Abstract

We study maximization subject to a budget constraint, where we are given a valuation function v, budget B and a cost $$c_i$$ for each item i. The goal is to find a set S that maximizes v(S) subject to $$\Sigma _{i\in S}c_i\le B$$ . Special cases of this problem are well-studied problems from submodular optimization. In particular, when the costs are all equal (cardinality constraint), a classic result by Nemhauser et al. shows that the greedy algorithm provides an $$\frac{e}{e-1}$$ approximation. Motivated by a large body of literature that utilizes demand queries to elicit the preferences of agents in economic settings, we develop algorithms that guarantee improved approximation ratios in the presence of demand oracles.
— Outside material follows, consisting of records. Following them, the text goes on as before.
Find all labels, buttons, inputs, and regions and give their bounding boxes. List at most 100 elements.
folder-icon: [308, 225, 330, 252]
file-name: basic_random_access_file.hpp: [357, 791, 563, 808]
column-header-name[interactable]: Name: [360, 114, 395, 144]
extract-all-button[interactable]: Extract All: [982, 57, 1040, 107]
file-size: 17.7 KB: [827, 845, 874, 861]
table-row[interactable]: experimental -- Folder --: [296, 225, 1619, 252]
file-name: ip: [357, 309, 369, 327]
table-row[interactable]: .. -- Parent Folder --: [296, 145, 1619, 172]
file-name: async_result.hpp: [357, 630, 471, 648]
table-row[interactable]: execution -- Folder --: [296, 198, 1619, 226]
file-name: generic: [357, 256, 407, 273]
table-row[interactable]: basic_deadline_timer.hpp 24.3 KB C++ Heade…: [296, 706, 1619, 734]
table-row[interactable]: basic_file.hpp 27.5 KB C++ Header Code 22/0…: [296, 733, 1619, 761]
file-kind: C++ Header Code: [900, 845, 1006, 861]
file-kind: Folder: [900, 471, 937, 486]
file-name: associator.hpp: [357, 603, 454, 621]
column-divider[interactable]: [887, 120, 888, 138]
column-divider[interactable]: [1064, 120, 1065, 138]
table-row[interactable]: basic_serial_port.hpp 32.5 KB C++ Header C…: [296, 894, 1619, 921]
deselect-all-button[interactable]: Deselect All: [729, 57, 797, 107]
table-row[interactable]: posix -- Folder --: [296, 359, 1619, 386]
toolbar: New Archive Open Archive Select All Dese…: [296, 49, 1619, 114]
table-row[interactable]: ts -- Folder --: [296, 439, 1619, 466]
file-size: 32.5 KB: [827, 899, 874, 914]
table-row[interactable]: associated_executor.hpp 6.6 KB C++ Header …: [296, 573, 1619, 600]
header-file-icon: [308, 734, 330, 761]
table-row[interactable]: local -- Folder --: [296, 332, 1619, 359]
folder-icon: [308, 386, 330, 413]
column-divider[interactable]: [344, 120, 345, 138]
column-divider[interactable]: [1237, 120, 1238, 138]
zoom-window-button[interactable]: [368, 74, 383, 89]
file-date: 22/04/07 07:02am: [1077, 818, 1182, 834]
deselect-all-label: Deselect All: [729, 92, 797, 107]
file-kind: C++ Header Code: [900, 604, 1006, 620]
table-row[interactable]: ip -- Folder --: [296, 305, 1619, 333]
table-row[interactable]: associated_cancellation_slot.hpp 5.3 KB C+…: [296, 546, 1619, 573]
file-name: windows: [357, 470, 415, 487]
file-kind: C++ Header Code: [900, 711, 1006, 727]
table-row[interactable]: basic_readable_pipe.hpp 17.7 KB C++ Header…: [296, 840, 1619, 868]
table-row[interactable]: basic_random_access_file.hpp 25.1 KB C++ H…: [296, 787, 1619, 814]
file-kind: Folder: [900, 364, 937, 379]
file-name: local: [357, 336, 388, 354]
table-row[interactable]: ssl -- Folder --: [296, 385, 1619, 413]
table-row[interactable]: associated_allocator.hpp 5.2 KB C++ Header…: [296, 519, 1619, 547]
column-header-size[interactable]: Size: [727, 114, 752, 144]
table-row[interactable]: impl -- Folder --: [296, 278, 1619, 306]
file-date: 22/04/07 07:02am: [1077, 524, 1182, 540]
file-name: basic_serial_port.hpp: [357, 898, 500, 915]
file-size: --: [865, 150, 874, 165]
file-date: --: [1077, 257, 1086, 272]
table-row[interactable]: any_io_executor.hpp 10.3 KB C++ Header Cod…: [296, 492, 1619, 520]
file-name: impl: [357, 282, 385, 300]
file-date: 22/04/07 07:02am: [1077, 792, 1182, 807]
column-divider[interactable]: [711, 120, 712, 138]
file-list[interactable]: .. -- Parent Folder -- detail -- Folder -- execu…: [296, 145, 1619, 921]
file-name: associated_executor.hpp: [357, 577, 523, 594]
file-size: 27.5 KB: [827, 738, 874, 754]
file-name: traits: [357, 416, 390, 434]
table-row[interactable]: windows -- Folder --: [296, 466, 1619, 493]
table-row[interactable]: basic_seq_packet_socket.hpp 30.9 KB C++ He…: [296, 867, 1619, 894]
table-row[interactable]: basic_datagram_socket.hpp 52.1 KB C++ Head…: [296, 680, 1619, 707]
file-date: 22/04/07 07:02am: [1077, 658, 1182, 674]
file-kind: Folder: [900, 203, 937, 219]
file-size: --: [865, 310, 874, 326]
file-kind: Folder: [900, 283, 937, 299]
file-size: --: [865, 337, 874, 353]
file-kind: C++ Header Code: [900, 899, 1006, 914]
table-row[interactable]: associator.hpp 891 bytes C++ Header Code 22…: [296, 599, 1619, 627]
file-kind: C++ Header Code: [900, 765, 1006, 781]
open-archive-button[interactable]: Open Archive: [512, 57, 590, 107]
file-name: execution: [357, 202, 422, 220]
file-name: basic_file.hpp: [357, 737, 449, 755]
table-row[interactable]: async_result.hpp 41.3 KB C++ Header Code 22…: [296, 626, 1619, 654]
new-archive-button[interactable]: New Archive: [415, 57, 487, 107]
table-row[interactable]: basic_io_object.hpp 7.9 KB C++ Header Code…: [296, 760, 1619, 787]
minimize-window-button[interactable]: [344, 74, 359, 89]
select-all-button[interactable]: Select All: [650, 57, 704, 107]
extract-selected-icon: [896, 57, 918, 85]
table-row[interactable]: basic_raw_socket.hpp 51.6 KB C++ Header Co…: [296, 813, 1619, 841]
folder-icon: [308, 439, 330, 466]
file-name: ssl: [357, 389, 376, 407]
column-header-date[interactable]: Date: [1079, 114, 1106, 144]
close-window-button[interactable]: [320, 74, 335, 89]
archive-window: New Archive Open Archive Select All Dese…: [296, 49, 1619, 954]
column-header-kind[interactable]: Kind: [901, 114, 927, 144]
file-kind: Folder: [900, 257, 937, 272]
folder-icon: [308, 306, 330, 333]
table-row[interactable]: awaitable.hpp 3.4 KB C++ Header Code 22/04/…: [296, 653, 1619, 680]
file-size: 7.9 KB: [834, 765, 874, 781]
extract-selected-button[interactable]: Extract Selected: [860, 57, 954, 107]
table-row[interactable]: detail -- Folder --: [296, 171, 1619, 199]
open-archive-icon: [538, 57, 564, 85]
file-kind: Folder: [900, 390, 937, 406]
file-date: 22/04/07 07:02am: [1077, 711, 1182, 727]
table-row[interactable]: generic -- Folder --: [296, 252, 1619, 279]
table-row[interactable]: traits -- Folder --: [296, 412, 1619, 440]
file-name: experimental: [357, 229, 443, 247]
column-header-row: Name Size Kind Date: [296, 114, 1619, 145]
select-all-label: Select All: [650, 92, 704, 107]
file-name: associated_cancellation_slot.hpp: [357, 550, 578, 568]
We are able to break the $$\frac{e}{e-1}$$ barrier: we present algorithms that use only polynomially many demand queries and have approximation ratios of $$\frac{9}{8}+\epsilon $$ for the general problem and $$\frac{9}{8}$$ for maximization subject to a cardinality constraint. We also consider the more general class of subadditive valuations. Here, if the valuations can only be accessed by value queries, only trivial approximation ratios can be guaranteed. In contrast, we present algorithms that use demand queries and obtain an approximation ratio of $$2+\epsilon $$ for the general problem and 2 for maximization subject to a cardinality constraint. We guarantee these approximation ratios even when the valuations are non-monotone. We show that these ratios are essentially optimal, in the sense that for any constant $$\epsilon >0$$ , obtaining an approximation ratio of $$2-\epsilon $$ requires exponentially many demand queries.